Her book, "The Wolf Pit," was picked up by Farrar, Strauss and Giroux. It will be released on Sept. 1. Youmans said the plot is a "double helix," two intertwined strands that describe the lives of a pair of main characters, a mulatto slave girl named Agate and a Confederate soldier, Robin.
"The two never meet," said Youmans, "but they are aware of the other's existence and there is a connection through Agate's mother. They wrap around one another but they never touch."
Youmans and husband, neurosurgeon Mike Miller, have three children. She daydreams while she does housework and plays with the kids, she said, and wrote the book from the time they went to bed at night, sometimes until four in the morning. The result is a twenty-four chapter, 342 page book.
"I would get up with them at seven to get them ready for school," Youmans said. "I didn't go back to sleep. That may be why I seem out of it a lot. Jittery."
The book has been graced with glowing reviews.
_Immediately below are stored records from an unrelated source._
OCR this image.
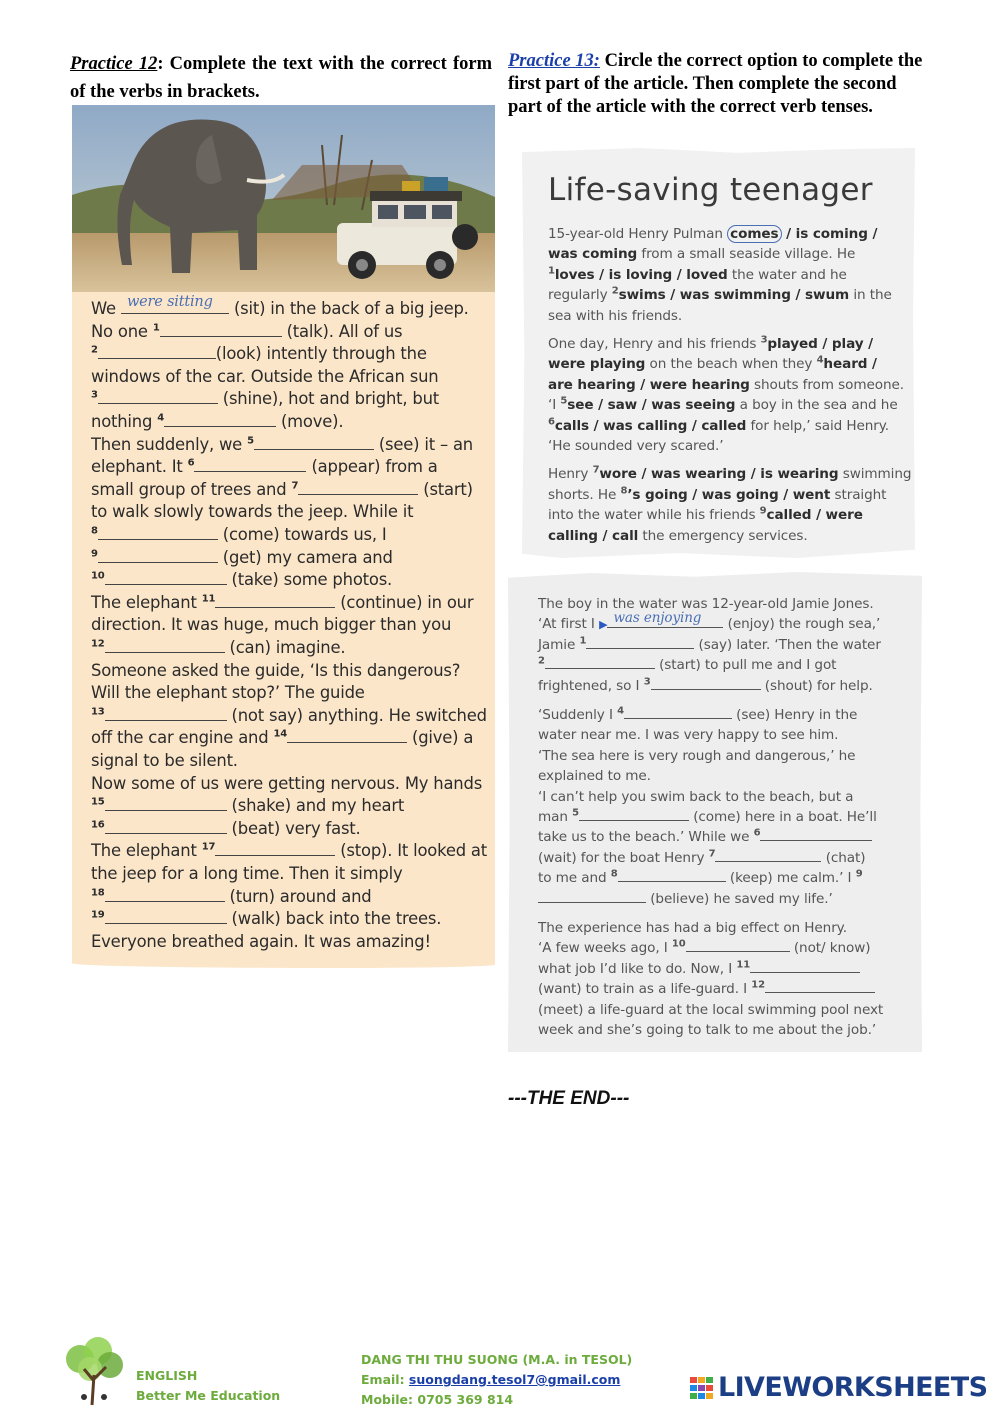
Practice 12: Complete the text with the correct form of the verbs in brackets.
Practice 13: Circle the correct option to complete the first part of the article. Then complete the second part of the article with the correct verb tenses.
We were sitting (sit) in the back of a big jeep.
No one $^1$	(talk). All of us
$^2$	(look) intently through the
windows of the car. Outside the African sun
$^3$	(shine), hot and bright, but
nothing $^4$	(move).
Then suddenly, we $^5$	(see) it – an
elephant. It $^6$	(appear) from a
small group of trees and $^7$	(start)
to walk slowly towards the jeep. While it
$^8$	(come) towards us, I
$^9$	(get) my camera and
$^{10}$	(take) some photos.
The elephant $^{11}$	(continue) in our
direction. It was huge, much bigger than you
$^{12}$	(can) imagine.
Someone asked the guide, ‘Is this dangerous?
Will the elephant stop?’ The guide
$^{13}$	(not say) anything. He switched
off the car engine and $^{14}$	(give) a
signal to be silent.
Now some of us were getting nervous. My hands
$^{15}$	(shake) and my heart
$^{16}$	(beat) very fast.
The elephant $^{17}$	(stop). It looked at
the jeep for a long time. Then it simply
$^{18}$	(turn) around and
$^{19}$	(walk) back into the trees.
Everyone breathed again. It was amazing!
Life-saving teenager
15-year-old Henry Pulman comes / is coming /
was coming from a small seaside village. He
$^1$loves / is loving / loved the water and he
regularly $^2$swims / was swimming / swum in the
sea with his friends.
One day, Henry and his friends $^3$played / play /
were playing on the beach when they $^4$heard /
are hearing / were hearing shouts from someone.
‘I $^5$see / saw / was seeing a boy in the sea and he
$^6$calls / was calling / called for help,’ said Henry.
‘He sounded very scared.’
Henry $^7$wore / was wearing / is wearing swimming
shorts. He $^8$’s going / was going / went straight
into the water while his friends $^9$called / were
calling / call the emergency services.
The boy in the water was 12-year-old Jamie Jones.
‘At first I ▶ was enjoying (enjoy) the rough sea,’
Jamie $^1$	(say) later. ‘Then the water
$^2$	(start) to pull me and I got
frightened, so I $^3$	(shout) for help.
‘Suddenly I $^4$	(see) Henry in the
water near me. I was very happy to see him.
‘The sea here is very rough and dangerous,’ he
explained to me.
‘I can’t help you swim back to the beach, but a
man $^5$	(come) here in a boat. He’ll
take us to the beach.’ While we $^6$
(wait) for the boat Henry $^7$	(chat)
to me and $^8$	(keep) me calm.’ I $^9$
(believe) he saved my life.’
The experience has had a big effect on Henry.
‘A few weeks ago, I $^{10}$	(not/ know)
what job I’d like to do. Now, I $^{11}$
(want) to train as a life-guard. I $^{12}$
(meet) a life-guard at the local swimming pool next
week and she’s going to talk to me about the job.’
---THE END---
ENGLISH
Better Me Education
DANG THI THU SUONG (M.A. in TESOL)
Email: suongdang.tesol7@gmail.com
Mobile: 0705 369 814	LIVEWORKSHEETS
A reviewer from The New York Times said, "Youmans' language is trenchant, graceful and, in places, sumptuously archaic, filled with a richness that provides more than just period color. A subtle, intelligent novel."
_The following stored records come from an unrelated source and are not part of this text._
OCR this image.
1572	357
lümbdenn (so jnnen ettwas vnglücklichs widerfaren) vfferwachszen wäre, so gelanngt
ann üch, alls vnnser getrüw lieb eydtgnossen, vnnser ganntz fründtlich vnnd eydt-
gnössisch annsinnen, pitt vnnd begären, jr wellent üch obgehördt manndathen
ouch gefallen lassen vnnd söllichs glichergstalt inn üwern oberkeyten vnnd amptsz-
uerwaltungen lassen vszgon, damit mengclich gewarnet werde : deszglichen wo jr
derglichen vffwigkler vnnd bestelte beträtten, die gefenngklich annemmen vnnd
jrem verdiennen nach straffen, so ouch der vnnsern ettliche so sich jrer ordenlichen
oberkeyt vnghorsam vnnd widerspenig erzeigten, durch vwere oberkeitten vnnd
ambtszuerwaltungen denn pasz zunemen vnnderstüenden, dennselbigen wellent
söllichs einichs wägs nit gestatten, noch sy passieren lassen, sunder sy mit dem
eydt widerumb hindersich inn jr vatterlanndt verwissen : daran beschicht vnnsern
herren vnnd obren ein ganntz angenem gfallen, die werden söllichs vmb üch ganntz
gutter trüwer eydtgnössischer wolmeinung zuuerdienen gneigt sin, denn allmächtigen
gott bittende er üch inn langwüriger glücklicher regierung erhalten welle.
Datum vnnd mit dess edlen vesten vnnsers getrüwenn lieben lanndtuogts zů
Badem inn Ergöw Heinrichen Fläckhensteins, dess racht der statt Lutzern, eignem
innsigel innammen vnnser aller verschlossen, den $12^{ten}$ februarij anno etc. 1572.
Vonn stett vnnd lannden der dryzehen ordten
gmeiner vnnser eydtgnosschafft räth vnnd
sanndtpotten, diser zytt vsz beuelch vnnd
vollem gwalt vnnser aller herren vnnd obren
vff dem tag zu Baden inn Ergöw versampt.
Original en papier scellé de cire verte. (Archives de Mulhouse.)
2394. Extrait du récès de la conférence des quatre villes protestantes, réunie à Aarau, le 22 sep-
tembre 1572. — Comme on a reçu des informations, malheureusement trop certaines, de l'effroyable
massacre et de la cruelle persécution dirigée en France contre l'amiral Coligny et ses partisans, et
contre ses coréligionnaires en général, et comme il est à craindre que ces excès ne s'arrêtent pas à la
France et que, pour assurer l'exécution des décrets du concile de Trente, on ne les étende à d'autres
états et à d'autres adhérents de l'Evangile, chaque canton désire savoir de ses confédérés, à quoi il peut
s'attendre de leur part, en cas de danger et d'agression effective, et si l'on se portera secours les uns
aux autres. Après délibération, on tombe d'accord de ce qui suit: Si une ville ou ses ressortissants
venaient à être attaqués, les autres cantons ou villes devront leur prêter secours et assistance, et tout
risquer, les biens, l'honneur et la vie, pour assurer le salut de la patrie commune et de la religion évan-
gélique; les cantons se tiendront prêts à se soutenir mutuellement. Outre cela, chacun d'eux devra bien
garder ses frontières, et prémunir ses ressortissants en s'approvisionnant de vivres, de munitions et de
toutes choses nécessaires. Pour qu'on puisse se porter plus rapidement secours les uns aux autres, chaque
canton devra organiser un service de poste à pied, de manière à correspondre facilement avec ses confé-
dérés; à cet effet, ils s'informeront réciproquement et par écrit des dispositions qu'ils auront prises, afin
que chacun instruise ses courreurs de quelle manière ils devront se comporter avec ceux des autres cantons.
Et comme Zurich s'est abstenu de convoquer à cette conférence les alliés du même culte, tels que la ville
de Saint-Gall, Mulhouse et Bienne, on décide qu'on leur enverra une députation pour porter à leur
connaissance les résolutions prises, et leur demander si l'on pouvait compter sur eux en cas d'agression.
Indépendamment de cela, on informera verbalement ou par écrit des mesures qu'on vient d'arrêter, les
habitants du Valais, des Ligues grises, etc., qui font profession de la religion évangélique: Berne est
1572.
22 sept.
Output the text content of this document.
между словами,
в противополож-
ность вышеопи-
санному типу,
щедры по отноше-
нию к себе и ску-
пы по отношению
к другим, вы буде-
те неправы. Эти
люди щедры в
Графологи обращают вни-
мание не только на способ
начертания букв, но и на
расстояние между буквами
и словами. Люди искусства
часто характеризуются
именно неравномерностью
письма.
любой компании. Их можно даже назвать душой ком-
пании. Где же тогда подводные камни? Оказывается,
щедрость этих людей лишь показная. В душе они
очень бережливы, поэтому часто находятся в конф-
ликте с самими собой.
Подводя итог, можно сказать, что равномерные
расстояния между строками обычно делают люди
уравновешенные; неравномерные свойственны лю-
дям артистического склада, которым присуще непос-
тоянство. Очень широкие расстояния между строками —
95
Curtis Wilke, author of the upcoming Scribner book "Dixie," said, "The Wolf Pit is a fever dream of a book, a lamentation by a mutilated slave girl and a star-crossed confederate soldier. Marly Youmans' lyrical touch puts her in the first rank of contemporary American novelists."
"I honestly don't think of myself as working as logically as other people. I'm looking to give pleasure to the reader, but I'm also looking to transcend myself through character. You lose yourself, but in so doing, you become yourself more," said Youmans. "It's instinctive rather than logical."
Youmans has published two other books, "Little Jordan" in 1995 and "Catherwood" in 1996. She has also written a book for children called "The Curse of the Raven Mocker," though she predicts a 2003 publication date due to trends in that market. Her daughter, Rebecca, 9, read the book piecemeal as it was being written.
"Mommy," Rebecca said while her mother was being interviewed, "I want to know when I'll be old enough to read Little Jordan and the other two books."
"Not yet," Youmans said. "We'll see when."